Words count, facts don’t. It was an easy sale. Without knowing the facts or seeking the truth, America, along with most of the Western nations, pinned the blame on Russia for the blood flowing through eastern Ukraine.
Indeed, on Sept. 10, when Obama was selling the nation on Washington’s duty to bomb IS targets in Syria, he slyly connected Russia to the dreaded ISIS. “It is America that has the capacity and the will to mobilize the world against terrorists. It is America that has rallied the world against Russian aggression, and in support of the Ukrainian peoples’ right to determine their own destiny.”
“Mobilize the world against terrorists … rallied the world against Russian aggression?” ISIS equaled Russia.
Actually, the Ukraine stage had been set months earlier. For anyone seeking the facts, consider listening to Assistant Secretary of State Victoria Nuland’s Dec. 13, 2013, speech at the National Press Club in Washington. Observe the Chevron and EXXON-Mobile logos flanking her. How many recall that not long after her speech, Vice President Joseph Biden’s boy, Hunter Biden, was appointed to the board of directors of Burisma Holdings Ltd. That’s Ukraine’s largest energy company. Also saddling up on the Burisma board was Devon Archer, a business partner of Christopher Heinz, the Heinz of 57 Varieties, who is, coincidently, the step-son of US Secretary of State John Kerry.

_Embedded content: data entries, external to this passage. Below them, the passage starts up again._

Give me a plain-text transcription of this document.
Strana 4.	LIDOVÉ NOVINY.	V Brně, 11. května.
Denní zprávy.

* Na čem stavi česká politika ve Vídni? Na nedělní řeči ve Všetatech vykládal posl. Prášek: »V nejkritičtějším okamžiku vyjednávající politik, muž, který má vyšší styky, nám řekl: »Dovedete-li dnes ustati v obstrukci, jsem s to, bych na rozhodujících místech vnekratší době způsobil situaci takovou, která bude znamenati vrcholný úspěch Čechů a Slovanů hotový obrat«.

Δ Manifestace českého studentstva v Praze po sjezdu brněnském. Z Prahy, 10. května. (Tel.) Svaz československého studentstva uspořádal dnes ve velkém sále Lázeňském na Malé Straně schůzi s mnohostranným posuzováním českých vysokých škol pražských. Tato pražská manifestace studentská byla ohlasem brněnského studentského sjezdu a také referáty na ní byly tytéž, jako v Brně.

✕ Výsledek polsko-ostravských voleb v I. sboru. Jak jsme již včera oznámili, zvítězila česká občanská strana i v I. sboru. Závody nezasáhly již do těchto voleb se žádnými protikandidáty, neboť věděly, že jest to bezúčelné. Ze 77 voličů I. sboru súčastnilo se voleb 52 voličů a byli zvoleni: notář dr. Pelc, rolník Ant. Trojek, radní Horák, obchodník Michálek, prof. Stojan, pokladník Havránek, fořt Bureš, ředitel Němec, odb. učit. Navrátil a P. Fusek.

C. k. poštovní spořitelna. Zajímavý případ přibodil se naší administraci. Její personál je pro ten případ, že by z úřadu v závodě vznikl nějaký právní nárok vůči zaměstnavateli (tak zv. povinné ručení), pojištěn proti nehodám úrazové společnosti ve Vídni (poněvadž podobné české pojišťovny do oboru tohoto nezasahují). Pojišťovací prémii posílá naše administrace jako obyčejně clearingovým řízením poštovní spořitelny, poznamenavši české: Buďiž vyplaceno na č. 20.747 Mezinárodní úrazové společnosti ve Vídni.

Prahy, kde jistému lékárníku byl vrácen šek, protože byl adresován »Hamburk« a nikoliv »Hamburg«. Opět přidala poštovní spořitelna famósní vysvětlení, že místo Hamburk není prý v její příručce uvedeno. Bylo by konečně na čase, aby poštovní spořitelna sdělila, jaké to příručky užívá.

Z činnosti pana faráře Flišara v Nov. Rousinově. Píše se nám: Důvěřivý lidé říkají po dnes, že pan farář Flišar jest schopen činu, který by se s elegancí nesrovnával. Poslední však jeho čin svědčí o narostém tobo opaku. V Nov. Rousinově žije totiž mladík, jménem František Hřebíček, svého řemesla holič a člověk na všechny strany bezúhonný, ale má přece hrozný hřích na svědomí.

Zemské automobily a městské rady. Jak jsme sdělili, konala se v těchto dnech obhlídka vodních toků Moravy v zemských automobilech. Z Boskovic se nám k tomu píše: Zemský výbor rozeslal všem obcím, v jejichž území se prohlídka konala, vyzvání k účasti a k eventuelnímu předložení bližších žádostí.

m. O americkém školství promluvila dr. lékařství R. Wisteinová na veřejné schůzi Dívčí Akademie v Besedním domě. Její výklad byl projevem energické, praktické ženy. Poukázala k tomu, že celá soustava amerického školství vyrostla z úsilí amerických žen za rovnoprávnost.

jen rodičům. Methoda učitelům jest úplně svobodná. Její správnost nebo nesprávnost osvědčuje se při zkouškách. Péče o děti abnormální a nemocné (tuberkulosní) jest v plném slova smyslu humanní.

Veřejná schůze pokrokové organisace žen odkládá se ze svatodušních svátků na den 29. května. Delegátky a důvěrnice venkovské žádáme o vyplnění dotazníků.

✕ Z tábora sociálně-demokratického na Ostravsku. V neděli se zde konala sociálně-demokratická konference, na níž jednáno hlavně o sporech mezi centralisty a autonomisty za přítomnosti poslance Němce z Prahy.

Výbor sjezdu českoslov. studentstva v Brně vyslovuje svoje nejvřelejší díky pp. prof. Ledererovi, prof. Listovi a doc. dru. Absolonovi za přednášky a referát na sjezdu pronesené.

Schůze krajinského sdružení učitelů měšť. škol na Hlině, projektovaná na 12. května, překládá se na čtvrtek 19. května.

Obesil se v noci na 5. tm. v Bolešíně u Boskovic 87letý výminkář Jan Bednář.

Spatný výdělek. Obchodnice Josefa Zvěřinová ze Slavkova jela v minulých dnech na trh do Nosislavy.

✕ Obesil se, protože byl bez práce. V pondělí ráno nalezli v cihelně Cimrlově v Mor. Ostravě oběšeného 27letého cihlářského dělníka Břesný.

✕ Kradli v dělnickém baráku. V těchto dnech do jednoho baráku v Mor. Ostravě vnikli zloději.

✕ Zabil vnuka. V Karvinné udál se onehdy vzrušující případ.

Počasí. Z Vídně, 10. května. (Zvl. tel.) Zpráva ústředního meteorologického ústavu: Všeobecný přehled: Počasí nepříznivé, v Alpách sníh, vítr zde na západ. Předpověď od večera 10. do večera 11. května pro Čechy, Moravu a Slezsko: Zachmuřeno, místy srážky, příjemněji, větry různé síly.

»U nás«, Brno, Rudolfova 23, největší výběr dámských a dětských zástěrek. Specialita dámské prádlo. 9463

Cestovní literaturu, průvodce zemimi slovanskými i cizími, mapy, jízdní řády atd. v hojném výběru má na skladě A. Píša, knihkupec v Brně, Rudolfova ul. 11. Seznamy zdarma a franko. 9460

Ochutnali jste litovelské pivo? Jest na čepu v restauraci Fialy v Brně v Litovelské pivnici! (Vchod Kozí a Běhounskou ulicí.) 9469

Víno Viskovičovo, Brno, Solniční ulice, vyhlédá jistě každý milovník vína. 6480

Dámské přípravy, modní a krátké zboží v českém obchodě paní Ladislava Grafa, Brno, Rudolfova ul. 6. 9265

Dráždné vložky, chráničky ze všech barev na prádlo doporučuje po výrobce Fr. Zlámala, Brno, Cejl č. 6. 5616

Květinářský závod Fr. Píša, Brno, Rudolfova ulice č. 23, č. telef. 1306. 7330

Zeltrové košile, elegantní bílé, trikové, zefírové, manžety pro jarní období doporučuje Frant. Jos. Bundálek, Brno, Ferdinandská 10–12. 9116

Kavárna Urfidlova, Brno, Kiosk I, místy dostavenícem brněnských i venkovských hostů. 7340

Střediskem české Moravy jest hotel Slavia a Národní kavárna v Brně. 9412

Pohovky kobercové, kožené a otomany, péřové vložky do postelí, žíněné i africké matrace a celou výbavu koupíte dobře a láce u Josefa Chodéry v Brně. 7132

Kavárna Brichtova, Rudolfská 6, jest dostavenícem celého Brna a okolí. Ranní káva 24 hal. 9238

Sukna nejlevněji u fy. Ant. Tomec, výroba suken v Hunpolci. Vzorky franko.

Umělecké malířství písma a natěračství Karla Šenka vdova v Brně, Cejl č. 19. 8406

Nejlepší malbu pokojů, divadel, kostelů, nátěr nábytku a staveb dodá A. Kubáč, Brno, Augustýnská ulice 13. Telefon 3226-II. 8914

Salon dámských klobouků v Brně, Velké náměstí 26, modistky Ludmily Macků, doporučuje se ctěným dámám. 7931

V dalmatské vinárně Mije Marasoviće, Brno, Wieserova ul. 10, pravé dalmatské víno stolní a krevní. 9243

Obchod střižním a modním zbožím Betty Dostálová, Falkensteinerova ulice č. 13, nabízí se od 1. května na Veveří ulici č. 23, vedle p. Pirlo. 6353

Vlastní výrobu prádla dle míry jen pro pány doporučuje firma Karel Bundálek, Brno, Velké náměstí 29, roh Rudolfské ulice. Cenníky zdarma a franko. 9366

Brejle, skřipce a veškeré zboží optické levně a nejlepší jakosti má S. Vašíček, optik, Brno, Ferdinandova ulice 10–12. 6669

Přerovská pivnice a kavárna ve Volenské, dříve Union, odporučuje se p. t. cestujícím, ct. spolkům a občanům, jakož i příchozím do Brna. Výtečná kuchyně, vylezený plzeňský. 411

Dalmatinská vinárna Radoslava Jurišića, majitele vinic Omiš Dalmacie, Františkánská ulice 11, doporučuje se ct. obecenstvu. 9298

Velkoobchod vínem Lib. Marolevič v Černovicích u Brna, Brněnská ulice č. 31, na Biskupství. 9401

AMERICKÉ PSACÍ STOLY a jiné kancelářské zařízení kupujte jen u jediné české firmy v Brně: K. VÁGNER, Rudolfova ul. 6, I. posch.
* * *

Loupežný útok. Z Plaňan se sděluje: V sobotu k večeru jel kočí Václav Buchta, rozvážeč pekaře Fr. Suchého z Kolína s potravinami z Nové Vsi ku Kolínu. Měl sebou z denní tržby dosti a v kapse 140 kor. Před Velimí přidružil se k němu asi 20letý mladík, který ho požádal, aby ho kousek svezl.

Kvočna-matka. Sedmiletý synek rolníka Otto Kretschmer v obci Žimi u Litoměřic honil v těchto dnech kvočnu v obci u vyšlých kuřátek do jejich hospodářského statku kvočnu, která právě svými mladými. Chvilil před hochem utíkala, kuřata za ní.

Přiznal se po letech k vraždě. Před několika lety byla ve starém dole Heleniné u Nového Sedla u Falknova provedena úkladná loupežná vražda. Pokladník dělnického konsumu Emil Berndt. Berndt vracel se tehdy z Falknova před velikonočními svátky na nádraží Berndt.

We have to ask ourselves, how low have our moral standards sunk? When did it become routine, expected and business as usual that we are led down such destructive roads with so little accountability and no regard for the history that’s so obviously and indisputably repeating itself.
I keep wondering what the dinner table conversation would be like if my parents, grandparents, aunts and uncles were alive today. Perhaps we should all look back if we’re going to change what’s ahead.